I bought a 3 year old beardy a few months ago and since then I have had about 4 or 5 basking lights blowing.

I was originally using an exo terra tight beam but it wasnt running through a stat. 

I therefore purchased a microclimite b1 dimmer stat and using a Hobby basking light 150w. Today at 6pm I noticed that the light was off, when I checked it, it had blown. I thought using a dimmer stat stopped the lights from breaking??

Can anyone give me some advice on the best light to use however not an expensive one. The tank is 5ftx2ftx3ft.

Thanks in advance


----------



## SirSlithers (May 8, 2010)

try changing the fuse on the bulb not the stat to a lower ampage this should ensure that if things overheat as it sounds like they have been it should be the fuse that blows not the bulb. And there alot cheaper to replace alternatively get the stat pat tested by an electrician as this could be having surges that may be causing the blowouts. Also obviously check for loose wiring and is the bulb guarded or out of reach. Not a lizard person but guess they may be able to give the bulb a good whack. Hope any of this helps


----------



## niceola (Jan 31, 2010)

thanx for the advice :2thumb:


----------



## Blue Lizard Reptiles (Jul 9, 2010)

I find the exo terras to be pretty reliable and usually last somewhere around six months.
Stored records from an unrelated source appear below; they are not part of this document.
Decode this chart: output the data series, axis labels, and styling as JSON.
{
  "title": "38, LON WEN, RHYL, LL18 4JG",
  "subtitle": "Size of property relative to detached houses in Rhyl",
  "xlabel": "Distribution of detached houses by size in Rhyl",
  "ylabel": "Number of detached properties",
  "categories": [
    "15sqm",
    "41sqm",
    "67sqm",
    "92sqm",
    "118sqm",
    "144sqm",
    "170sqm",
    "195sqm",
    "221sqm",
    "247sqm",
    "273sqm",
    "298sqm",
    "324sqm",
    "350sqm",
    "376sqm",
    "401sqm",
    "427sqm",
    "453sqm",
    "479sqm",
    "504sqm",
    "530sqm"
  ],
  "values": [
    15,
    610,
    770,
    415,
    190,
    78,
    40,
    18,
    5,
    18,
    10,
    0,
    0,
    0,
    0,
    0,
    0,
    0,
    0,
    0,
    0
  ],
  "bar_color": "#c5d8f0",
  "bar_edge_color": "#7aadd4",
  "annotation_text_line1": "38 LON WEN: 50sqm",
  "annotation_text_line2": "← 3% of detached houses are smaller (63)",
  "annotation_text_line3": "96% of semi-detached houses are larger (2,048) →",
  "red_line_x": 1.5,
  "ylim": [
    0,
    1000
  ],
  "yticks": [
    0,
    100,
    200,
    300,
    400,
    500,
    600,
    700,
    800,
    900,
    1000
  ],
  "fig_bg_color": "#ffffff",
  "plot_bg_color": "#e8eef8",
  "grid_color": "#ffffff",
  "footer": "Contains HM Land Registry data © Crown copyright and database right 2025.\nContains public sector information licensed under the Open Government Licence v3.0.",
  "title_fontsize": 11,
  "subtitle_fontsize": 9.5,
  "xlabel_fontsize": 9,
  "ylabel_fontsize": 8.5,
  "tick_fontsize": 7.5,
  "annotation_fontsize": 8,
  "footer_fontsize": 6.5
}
A dimmer stat is specifically designed to work with bulbs, so unless the stat or some of your other wiring is faulty, then there should be no problem.

Check all your wiring and setup to make sure there are no shorts or badly wired connections. 

If the stat is faulty, it will be covered by a years guarantee if you bought it new, so take it back and swap it. : victory:


----------



## Graham (Jan 27, 2007)

Microclimate stats have a _5 year_ warranty.


----------



## mikemikemike (Aug 10, 2010)

I had the same problem.... i had a 40w lamp and a heat mat also. my local reptile shop said turn the heat mat off through summer, as its getting too hot within the tank.


----------